Oh, but how could he? It couldn’t be as fresh and bright and happy as it had once been, could it? It never could be again.
She pressed her head down on his shoulder just a moment, drawing strength or belief, and then went to get the cinnamon and allspice.
It was so easy to start laughing, making Christmas crafts together. It was so easy to have fun. Kurt was insanely good at making them, for one thing, and he made her laugh more and more and tease him as he came up with one thing out of his childhood after another. Why had they never done this before? Well, she supposed because Christmas crafts were the kind of thing a mom typically pulled out to work on with her kids, for one—the grief squeezed and sighed and let her be—and probably Kurt had more than had his fill of Christmas crafts as his mother’s only child. As a couple, they had kept with her own tradition of collecting ornaments wherever they traveled and filling the tree with those. She had saved the crafting sessions for what she thought would be their later, that time in their lives when kids would fill their house.
That time that had just not been meant to be.
So now they went all out.
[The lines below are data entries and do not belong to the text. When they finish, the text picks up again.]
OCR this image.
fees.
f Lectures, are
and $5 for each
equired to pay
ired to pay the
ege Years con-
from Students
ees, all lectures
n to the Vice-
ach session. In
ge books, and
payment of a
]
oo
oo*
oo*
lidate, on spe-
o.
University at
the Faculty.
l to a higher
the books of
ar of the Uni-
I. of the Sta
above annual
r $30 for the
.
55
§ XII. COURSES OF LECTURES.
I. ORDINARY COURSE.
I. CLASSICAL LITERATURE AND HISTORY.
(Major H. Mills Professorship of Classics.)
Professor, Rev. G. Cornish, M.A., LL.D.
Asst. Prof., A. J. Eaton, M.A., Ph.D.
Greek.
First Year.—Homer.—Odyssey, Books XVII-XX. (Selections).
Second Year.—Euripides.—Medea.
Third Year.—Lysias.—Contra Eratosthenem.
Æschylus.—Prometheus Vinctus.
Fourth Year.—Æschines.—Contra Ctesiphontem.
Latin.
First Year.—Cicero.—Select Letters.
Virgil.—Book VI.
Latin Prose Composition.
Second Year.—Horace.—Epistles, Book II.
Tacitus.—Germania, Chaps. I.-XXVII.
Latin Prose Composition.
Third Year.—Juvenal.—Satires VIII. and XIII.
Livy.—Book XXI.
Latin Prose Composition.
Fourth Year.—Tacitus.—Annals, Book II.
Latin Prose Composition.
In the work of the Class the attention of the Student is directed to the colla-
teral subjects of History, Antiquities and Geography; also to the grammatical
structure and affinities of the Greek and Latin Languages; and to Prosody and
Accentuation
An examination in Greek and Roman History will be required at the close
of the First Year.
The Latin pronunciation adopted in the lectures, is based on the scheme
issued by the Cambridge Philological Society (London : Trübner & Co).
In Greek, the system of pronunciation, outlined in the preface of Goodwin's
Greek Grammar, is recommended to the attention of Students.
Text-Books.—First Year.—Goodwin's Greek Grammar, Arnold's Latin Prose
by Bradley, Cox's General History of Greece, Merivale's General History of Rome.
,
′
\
They even tried the white feather Christmas trees from his mother’s latest December issue, and when Kai looked up and discovered Kurt concentrating fully on his craft, oblivious to the feather glued to his cheek, a giggle burst out of her, and she clapped her hands over her belly in surprise, not quite sure where it had come from. Once that first giggle had bubbled itself out of her, more came suddenly, like a pot that had finally been brought to boil, and she giggled and giggled, until she felt as effervescent as a glass of champagne. Kurt upended the bag of white feathers over her head in punishment for laughing at him, and then pulled her to him again, kissing her and kissing her, as the feathers drifted off her hair, gliding softly over her cheeks and tickling his hands.
The scent of cinnamon and cloves filled the house. She made cookies again, while the cinnamon dough was baking in one oven and the glue on the snowflakes was drying, and that added scents of butter and sugar and everything homey. Then she realized it was past lunchtime, and she heated up last night’s soup and then, while she was thinking of it, started a stew in the Dutch oven for that night. Through this flurry of cooking, Kurt chopped onions, carrots, and whatever he was told, looking very happy.